In order to provide comprehensive access to Drosophila information, the IU Department of Biology also provides access to numerous ``allied'' databases developed at other institutions, each with its own focus. Included are a unified bibliography on Drosophila; pointers to nucleic acid and protein sequence databases; stock lists directing researchers to sources of clones and other biological reagents; a genetic map of Drosophila; a list of Drosophila genes sorted by function; lists of clones from European and American sources, and instructions for placing orders; a directory of Drosophila workers; and other associated databases useful to Drosophila researchers. Forums for informal communication between researchers are provided through the Drosophila Information Newsletter and a Bionet News group dedicated to Drosophila research. Each information source is resident on computers at its ``home'' institution. Access to the complete set of databases is organized through the IUBIO Gopher site. Table 1 summarizes some of the major online information sources of relevance to fly biologists.


 
Table 1: Multiple, disparate online information sources for fly biologists
Information Source Description
Redbook ``The Genome of Drosophila melanogaster''
Drosophila Information Service molecular and genetic data on Drosophila
bibliography on Drosophila allied database
nuclear acid and protein sequence databases allied databases
stock lists sources of clones and other biological reagents
genetic map Drosophila-related
genes sorted by function Drosophila-related
clones from Europe and U.S. sources allied databases
Drosophila workers directory
Drosophila Information Newsletter informal communication
Bionet News group online news group
Worm Community System allied database
 

In addition to various genome databases such as FlyBase, electronic community systems (ECS) have been proposed and implemented [43]. These have drawn significant attention recently due to the rapid proliferation and advancement of computing, databases, and telecommunication technologies. An electronic community system encodes a research community's information and knowledge and provides an online environment to support the manipulation of that knowledge. An advantage of this type of system over traditional databases is that an ECS enables users to browse the available knowledge easily, record their own knowledge for others to use, indicate authorizations for users to either view or annotate their own data, annotate entries from others' research, and form interrelationships between concepts [13]. An ECS is much like an electronic library where users can browse for relevant information, filter out information they do not currently need, and share data that they have collected.
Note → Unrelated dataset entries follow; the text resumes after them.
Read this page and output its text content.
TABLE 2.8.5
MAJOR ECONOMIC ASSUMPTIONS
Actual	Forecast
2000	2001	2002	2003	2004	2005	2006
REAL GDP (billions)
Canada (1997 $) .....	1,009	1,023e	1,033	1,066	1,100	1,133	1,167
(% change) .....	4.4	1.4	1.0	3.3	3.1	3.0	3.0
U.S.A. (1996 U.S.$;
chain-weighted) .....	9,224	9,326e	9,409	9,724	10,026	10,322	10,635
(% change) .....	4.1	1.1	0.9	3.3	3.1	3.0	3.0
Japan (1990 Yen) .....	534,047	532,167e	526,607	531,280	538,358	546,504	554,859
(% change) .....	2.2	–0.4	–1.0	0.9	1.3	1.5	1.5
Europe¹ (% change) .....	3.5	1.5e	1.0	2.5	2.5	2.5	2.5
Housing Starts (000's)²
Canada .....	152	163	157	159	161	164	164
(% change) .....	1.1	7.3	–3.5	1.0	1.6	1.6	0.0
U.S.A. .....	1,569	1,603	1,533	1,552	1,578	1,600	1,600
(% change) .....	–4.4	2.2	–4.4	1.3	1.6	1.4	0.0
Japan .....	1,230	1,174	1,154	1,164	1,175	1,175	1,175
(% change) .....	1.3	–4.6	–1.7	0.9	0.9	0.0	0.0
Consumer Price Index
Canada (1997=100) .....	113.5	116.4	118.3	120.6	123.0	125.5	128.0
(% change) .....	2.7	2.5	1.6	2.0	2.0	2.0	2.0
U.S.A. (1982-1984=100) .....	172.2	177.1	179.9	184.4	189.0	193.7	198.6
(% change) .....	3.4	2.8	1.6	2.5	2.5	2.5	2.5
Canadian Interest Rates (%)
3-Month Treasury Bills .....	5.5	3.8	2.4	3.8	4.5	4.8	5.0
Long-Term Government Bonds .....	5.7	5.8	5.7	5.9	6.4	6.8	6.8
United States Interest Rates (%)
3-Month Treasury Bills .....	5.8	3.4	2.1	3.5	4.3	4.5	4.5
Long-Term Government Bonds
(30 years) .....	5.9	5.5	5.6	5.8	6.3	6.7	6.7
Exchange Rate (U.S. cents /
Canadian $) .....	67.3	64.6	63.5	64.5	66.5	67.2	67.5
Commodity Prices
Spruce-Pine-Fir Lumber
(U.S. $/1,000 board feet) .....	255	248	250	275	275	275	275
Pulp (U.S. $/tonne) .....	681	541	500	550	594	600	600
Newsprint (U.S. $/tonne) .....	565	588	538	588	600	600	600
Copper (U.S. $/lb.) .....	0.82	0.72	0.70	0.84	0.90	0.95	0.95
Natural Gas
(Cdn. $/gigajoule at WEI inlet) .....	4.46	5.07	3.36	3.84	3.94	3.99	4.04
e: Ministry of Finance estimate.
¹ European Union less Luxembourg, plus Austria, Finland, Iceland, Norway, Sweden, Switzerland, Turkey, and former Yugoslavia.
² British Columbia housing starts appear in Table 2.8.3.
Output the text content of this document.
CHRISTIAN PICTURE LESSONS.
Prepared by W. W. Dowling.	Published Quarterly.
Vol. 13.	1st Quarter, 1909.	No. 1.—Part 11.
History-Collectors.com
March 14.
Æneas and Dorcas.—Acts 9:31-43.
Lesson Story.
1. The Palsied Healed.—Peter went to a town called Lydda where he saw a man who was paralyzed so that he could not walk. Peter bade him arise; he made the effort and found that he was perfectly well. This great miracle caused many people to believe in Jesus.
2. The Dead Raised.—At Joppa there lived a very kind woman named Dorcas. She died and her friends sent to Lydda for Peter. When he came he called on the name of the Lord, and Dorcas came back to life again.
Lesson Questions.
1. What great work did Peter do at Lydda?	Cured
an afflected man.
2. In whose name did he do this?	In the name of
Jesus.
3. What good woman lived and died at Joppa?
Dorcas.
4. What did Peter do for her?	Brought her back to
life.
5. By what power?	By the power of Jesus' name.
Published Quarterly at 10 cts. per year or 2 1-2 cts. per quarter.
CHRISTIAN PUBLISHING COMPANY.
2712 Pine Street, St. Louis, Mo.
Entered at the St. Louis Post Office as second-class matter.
Another novel characteristic of an ECS is its ability to handle a wide variety of community knowledge, both formal and informal. In order to ``live effectively within a community, one must have available both formal archival material and informal transient folklore'' [43]. An ECS provides both by integrating published literature about formal research findings with intermediate results, experimental protocols, laboratory notes, electronic bulletin board discussions, e-mail exchanges, and other informal data sources, and therefore is becoming an indispensable tool that allows researchers to browse, explore, and understand a vast and rapidly-changing world of scientific knowledge at the same time it creates a group memory.

The Worm Community System (WCS), which is a major NSF-funded collaboratory project, has been considered a model electronic community system [39] [44]. Constructed for C. elegans researchers, it offers traditional database functionalities along with literature, informal information and research lore, mapping programs and graphics, and the ability for users to browse, share, and filter a large amount of timely worm community knowledge. The system is intended to serve not only the entire community of worm biologists but also other related biology and biomedical community members [43] [13] [44]. In previous research, we developed a worm thesaurus based on the complete WCS literature [12]. The worm thesaurus was found to be an excellent memory-jogging tool and concept-based search aide and was incorporated into the WCS Release 2 made available to worm biologists in August 1993.

While the formats of the WCS and FlyBase are very different, each attempts to serve as a central, electronic ``clearinghouse'' for information a researcher needs to remain up-to-date. However, despite the potentially substantial benefits of being able to access, retrieve, and analyze data and information about other organisms, the use of distributed heterogeneous databases presents many significant obstacles. Besides the technical problems inherent in the use of various database formats, other sources of difficulties include information overload, information scattering, vocabulary fluidity over time, and differences in semantic meaning and nomenclature conventions between domains. In the context of information retrieval, providing access to multiple, disparate information sources (e.g., the fly information sources, as shown in Table 1) and supporting cross-domain information retrieval (e.g., fly biologists accessing information about recent findings in worm genetics) are two pressing research areas.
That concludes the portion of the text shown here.